Nikki Haley rejects third-party No Labels presidential bid, says she wouldn’t be able to work with a Democratic VP

Nikki Haley rejected the idea of running for president on the No Labels third-party ticket as the Republican nomination moves further out of reach with every GOP primary loss.

During a roundtable with journalists ahead of a rally in Washington, D.C., Friday, Haley denied she’d ever talked with No Labels about a possible candidacy and dismissed the group’s efforts to reach out as “smoke signals.” 

“All the talk about the independent No Labels, all that — I haven’t talked to anybody about that,” Haley told reporters. “I know that they have sent smoke signals, but I’m a Republican.”

No Labels plans to meet virtually after next week’s Super Tuesday contests to decide whether it will go forward with plans to give ballot access to a “unity ticket” with a Republican and a Democrat. The group also floated the possibility of a presidential ticket that would include a Republican and an independent, rather than a Democrat. The group has expressed some interest in putting Haley at the top of the ticket. 

The former South Carolina governor and former ambassador to the United Nations has consistently rejected a third-party bid, and on Friday she discussed her opposition to the idea.   

“If I were to do No Labels, that would require a Democrat vice president. I can’t do what I want to do as president with a Democrat vice president.”

Haley indicated that a bipartisan ticket would not be feasible for her because her policies would be incompatible with those of a Democratic running mate. 

“I want to shrink the size of the government and get it efficient,”  Haley told reporters. “I want to make sure that we get our kids reading again by putting more of those federal funds pushing it down to the state level, from education to health care to welfare, mental health. I want to take all of that out of the scene and send it to the state. I can’t do that with a Democratic vice president.”

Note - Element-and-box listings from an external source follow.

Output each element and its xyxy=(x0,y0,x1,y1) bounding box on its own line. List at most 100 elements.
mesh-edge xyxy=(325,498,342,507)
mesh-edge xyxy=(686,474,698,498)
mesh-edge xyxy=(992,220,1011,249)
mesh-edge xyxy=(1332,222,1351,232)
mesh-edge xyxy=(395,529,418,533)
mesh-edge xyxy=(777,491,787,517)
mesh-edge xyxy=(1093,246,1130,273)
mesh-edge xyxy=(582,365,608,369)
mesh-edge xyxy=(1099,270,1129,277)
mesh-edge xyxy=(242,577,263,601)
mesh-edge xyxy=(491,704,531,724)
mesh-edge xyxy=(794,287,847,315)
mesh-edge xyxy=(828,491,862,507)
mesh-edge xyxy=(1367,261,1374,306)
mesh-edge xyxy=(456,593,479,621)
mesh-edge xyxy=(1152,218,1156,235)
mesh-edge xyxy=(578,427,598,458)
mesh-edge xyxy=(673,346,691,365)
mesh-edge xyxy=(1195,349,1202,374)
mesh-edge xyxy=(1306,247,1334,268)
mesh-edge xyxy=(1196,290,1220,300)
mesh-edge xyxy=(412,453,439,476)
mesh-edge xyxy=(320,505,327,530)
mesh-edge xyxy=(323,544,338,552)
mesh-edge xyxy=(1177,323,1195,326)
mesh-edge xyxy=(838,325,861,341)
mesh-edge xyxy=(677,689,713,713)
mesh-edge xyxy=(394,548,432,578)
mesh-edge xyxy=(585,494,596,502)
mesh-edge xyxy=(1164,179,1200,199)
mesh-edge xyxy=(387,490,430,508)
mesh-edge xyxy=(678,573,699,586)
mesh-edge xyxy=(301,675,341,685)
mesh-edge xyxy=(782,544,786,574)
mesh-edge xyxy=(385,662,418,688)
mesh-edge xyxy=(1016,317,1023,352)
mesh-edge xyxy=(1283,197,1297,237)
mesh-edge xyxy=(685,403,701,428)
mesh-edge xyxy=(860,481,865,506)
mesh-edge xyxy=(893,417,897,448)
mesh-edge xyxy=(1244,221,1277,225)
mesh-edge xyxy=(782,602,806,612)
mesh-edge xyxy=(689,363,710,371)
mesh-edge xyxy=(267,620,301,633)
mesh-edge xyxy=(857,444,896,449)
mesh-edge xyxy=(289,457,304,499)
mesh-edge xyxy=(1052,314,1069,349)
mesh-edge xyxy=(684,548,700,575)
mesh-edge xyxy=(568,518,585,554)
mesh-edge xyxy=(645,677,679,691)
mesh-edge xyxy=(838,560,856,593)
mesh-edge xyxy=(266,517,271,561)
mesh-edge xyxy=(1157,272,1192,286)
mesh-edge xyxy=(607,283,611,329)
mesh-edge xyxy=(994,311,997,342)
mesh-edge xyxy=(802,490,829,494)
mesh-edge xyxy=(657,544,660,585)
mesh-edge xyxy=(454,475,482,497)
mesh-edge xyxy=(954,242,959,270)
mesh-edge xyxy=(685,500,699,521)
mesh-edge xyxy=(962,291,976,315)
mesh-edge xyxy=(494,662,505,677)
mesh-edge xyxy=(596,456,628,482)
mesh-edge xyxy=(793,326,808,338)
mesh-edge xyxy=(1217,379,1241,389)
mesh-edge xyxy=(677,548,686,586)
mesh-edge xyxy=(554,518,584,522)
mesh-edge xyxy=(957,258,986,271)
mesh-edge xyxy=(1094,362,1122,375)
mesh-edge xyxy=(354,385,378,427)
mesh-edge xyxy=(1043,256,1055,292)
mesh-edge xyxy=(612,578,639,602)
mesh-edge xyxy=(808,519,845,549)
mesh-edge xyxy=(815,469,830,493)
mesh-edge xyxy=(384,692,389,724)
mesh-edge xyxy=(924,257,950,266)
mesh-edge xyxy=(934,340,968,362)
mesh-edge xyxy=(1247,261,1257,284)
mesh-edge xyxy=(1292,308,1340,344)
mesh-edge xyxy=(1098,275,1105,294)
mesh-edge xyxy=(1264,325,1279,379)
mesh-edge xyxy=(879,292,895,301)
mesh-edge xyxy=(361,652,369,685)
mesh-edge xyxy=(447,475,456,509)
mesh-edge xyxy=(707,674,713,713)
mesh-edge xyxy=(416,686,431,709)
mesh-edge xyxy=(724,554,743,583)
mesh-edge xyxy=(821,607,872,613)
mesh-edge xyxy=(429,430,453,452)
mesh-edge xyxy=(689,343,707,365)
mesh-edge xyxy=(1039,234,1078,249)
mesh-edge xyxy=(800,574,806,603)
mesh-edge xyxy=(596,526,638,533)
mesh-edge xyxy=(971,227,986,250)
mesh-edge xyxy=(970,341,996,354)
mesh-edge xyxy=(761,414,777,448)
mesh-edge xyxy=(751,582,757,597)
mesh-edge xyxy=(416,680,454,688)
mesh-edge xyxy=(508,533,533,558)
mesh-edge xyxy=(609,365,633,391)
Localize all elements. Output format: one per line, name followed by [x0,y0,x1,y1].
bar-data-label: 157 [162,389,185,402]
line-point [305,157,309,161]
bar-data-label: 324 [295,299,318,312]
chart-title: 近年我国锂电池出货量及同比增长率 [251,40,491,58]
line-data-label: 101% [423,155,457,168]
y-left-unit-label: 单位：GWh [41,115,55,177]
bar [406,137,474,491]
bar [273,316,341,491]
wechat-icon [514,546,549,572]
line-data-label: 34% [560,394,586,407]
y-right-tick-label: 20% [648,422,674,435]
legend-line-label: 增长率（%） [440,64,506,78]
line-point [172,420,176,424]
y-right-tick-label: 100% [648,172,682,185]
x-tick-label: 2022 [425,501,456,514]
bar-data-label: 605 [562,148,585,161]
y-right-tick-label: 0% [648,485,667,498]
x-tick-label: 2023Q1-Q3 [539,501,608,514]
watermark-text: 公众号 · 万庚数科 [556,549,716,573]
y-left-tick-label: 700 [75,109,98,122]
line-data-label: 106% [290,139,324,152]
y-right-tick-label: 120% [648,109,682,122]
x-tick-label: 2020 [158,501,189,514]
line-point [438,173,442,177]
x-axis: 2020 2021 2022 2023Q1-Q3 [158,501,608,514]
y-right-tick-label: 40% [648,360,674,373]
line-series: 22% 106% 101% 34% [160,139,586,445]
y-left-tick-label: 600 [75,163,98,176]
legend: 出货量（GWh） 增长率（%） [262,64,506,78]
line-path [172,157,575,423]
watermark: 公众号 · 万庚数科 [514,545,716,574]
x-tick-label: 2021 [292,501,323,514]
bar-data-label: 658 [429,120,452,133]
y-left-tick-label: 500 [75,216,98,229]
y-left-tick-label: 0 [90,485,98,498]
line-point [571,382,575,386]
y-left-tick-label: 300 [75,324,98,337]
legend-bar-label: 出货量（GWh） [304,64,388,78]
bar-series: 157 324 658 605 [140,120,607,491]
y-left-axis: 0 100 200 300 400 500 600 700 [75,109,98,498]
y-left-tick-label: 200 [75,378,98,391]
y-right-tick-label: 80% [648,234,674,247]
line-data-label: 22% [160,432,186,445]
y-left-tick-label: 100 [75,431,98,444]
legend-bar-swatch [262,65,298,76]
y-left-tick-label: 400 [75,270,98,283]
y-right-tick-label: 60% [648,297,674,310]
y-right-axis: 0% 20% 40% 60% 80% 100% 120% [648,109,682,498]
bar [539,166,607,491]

Haley also said that she’s on a mission to save the country from a Trump-Biden election.

In the final stretch before Super Tuesday next week, when the largest number of states will vote during the primary campaign, the former South Carolina governor has been on a campaign swing across the country. She has not won any of the nominating contests but declined to comment about whether she planned to continue her campaign beyond March. 5. 

“I don’t look all the way down the road,” Haley told reporters. “I’ve never been like that all of my life. I’m certainly not doing that in this election.”